Hey thanks guys for your very detailed suggestions and feedback! That's what I love about this forum, everyone's so generous with their knowledge.
I took another small step towards my Africa dream today - passed my learner permit theory and practical tests first time, yeeha! My instructor - who's been instrumental in building my confidence - is going to give me some more individual training on a 250cc Suzuki, then I'm finally going to take the plunge and buy my bike - armed with all the advice on this thread!
At this stage, I'm thinking I'll buy an el-cheapo bike for now to build up some kilometres on, something I won't get too precious about. AND I want to start getting some off-road experience as well. Then I'll think more specifically about a bike for Africa.
I'm VERY excited as I'm about to take possession of my Very First Motorcycle - a ten-year-old 250cc Suzuki Marauder. I spent an hour riding it round a playground yesterday (!) and for the first time I actually felt like a proper motorcyclist - woman and bike were at one! So I've decided to buy it to get some riding practice in over the next couple of months while I keep deciding which bike to buy for Africa. Once I've got some kilometres under my belt - and riding confidence - on the Suzy, I think I'll be better placed to decide what's the right bike for me for my Big Adventure. AND I'll be ready to try some off-road riding as well...
Meantime, this weekend, gotta get myself kitted up with helmet, gloves, jacket etc, which is a whole new ballgame for me...!
Hi Jeanie, Ive not got any experience of these machines but have been informed the Beta alp 4.0 is a fine machine for smaller people, fairly inexpensive using i believe a suzuki dr engine.
I shall be looking more in depth at them as my partner is verticaly challenged.
Good luck Jim
I had been looking at the Beta Alp, and I think it will have the same issues that my spanish made Rieju Tango 250 off road: spare parts.
Rieju is a very good brand, and is HUGE in Spain. The Tango is very low and hence a superb off-road bike for me (i'm rather short!) to get more experience off-road.
BUT... my only concern for my next big trip across northern Asia would be spare parts. This is something I would need to discuss in detail with my local mechanic.
I am torn between keeping the little bike (105kgs) 250cc, air cooled, Carbs ... it is quality built but what happens if something goes wrong in mongolia... vs something going wrong with yamaha say!
It was already such a huge problem (1 month delay ) to rebuild my BMW F650GS in Chile after a massive crash! It was not easy to deal with BMW, not sure it would be easier to deal with Rieju in Catalunya!
Someone mentioned the DR350 as a possible for you.........forget it, it's waaaaay too tall. Too tall for me at 5'7".........I had a little DR200 that I thought was sweet as can be (until some bas***d nicked it)...nice and low but torquey. Not strong enough to carry luggage though. Wonderful little bike for green laning.

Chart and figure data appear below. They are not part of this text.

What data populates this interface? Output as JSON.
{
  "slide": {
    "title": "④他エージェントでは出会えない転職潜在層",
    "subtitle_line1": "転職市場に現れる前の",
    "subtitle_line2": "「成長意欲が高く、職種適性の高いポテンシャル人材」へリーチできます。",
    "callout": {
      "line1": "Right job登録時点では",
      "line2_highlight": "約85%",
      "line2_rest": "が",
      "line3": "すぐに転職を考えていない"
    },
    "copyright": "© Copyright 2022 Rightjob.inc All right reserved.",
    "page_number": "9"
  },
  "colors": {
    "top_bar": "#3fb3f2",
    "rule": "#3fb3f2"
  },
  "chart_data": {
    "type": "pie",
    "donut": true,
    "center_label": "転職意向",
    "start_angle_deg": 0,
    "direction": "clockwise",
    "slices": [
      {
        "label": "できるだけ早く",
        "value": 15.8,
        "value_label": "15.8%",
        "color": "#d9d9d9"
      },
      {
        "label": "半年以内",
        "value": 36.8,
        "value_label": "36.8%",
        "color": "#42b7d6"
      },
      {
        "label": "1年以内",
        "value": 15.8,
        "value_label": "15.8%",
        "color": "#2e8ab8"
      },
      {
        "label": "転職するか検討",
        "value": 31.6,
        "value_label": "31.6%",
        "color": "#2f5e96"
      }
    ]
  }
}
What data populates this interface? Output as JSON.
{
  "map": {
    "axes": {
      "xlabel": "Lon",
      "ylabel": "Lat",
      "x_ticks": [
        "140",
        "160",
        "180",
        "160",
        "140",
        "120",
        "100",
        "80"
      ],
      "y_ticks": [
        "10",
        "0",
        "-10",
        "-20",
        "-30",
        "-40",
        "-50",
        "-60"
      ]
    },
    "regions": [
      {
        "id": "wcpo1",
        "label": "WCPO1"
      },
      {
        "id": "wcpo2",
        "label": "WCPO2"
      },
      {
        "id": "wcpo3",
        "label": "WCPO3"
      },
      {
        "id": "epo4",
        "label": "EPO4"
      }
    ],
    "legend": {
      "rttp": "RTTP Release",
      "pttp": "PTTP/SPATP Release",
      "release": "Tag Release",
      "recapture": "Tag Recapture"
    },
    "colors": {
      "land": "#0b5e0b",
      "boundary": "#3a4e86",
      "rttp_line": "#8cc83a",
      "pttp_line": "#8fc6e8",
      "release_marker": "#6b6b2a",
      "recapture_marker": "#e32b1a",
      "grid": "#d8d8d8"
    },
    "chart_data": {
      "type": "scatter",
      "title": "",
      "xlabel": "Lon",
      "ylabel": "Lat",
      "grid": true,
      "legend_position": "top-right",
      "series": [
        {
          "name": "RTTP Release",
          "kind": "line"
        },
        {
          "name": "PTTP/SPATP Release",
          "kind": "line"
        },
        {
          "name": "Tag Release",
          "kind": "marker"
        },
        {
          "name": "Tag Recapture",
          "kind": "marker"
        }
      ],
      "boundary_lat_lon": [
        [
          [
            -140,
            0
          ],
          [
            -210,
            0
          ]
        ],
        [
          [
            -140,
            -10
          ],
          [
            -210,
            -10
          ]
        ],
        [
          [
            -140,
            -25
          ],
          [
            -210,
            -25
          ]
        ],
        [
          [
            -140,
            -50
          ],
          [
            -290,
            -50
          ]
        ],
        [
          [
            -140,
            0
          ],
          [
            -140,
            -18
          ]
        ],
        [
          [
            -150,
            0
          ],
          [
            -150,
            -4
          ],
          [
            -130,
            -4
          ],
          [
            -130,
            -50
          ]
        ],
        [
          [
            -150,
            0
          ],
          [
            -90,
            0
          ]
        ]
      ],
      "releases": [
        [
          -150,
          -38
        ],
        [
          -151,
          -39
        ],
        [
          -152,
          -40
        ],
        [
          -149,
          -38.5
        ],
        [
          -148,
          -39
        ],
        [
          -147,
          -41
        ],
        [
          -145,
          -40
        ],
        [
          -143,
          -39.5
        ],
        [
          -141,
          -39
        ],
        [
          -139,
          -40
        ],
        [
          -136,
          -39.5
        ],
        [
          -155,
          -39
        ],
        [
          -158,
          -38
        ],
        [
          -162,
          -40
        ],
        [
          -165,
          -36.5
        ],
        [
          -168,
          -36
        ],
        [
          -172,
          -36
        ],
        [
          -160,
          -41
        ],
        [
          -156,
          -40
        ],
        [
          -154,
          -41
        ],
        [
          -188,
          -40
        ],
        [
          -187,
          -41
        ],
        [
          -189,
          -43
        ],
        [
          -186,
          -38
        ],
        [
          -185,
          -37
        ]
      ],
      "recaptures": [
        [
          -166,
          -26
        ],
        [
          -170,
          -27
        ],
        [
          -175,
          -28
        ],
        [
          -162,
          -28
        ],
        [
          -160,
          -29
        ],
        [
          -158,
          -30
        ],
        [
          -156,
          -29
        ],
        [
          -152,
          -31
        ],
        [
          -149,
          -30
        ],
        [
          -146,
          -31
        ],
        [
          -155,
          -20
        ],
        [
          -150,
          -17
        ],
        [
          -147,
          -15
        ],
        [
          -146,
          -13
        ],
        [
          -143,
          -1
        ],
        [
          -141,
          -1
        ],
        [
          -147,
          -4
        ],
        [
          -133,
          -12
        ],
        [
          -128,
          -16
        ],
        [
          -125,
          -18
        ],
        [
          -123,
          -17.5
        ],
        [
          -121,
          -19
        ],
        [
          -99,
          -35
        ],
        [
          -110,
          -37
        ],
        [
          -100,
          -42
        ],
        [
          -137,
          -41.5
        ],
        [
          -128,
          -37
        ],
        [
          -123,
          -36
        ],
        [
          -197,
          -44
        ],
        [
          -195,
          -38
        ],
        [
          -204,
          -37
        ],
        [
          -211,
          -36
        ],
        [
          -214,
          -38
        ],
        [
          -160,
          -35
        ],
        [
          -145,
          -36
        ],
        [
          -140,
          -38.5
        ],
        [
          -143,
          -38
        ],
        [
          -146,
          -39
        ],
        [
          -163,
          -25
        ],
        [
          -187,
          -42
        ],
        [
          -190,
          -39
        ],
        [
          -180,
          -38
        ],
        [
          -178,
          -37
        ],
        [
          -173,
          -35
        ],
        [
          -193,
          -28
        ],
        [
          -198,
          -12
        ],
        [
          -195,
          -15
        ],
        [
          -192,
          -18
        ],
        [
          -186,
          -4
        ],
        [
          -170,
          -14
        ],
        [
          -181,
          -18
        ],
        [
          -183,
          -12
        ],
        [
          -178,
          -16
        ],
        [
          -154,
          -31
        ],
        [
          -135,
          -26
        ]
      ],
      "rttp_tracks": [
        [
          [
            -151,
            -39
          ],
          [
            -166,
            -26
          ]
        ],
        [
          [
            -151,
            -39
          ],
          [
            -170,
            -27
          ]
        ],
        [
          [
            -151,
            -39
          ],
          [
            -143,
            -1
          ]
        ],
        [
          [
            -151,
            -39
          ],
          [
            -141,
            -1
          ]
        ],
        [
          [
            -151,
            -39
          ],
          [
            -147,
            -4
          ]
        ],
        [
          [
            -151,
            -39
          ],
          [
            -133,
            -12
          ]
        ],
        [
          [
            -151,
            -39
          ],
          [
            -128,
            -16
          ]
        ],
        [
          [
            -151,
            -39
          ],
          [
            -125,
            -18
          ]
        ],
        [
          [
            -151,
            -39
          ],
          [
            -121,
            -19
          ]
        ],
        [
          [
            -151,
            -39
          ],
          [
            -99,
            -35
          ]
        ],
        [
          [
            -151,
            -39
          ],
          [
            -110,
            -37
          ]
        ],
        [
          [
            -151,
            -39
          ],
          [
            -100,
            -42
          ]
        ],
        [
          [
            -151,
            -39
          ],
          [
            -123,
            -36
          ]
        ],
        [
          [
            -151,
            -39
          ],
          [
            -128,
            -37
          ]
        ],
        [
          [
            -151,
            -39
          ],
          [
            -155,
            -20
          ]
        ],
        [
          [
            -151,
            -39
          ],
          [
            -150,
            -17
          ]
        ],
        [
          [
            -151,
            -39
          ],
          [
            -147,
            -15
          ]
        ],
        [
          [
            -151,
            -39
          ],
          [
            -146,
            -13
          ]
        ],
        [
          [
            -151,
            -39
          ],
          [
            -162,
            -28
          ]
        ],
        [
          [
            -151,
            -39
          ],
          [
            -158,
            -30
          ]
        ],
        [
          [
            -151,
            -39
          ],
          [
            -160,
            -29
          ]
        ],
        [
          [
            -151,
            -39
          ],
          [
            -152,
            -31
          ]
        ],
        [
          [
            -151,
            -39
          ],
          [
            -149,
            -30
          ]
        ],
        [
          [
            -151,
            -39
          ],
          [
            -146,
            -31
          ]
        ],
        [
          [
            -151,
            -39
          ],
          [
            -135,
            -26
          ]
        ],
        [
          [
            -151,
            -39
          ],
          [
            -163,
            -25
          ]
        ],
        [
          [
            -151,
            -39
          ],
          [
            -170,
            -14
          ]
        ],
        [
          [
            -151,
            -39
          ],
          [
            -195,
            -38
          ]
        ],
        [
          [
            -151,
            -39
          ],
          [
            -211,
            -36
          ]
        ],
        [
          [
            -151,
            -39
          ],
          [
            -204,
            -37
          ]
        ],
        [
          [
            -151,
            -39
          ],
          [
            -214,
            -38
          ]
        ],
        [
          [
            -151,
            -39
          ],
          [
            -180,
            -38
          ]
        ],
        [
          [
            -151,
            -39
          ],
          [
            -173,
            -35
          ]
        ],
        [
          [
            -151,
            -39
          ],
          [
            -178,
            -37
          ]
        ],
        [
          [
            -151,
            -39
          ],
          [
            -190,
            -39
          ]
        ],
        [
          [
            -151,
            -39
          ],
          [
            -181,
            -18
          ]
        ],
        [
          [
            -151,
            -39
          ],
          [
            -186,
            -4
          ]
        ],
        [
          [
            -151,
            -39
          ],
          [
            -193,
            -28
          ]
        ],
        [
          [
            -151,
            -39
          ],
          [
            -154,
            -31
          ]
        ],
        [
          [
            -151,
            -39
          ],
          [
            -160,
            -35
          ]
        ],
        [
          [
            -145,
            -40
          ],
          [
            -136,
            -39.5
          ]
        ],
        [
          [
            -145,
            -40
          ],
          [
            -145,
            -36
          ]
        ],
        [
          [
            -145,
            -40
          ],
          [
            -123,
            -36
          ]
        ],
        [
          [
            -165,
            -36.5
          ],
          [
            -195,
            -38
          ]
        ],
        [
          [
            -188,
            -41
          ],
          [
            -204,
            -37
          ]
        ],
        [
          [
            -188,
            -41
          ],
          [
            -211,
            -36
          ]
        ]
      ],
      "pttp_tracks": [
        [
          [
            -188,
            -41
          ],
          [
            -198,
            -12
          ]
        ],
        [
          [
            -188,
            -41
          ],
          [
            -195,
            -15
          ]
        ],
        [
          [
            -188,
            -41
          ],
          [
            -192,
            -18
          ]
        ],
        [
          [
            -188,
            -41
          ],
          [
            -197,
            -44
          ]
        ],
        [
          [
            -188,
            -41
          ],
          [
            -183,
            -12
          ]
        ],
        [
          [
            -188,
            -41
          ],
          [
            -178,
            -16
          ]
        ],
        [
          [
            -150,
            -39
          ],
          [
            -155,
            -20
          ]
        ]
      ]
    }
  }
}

I am also looking for a bike that I don't need to wear stilletos with, but something with a bit of power........maybe 400cc upwards. It's not the power I'm worried about, it's the size/seatheight of the 'adventure' bikes. I need one to carry luggage too as I want to do a big trip. The only one I've found so far is the Beemer 650..........but it's expensive and seems to have lots of (potential) faults.
Me and my girl have just recently come back from 3 week ride to Morocco...me on a cb1300 and her on a 22 year old Honda Bros NT650! It was perfect for the trip for her (i find it a little bit of a ball buster). it takes luggage, a good thrashing to 90+ mph and was getting 110 miles out a tank...its same engine (near enough) as the transalp, so bullet proof......i just wish they did a bigger version, something like an unfaired vtr1000!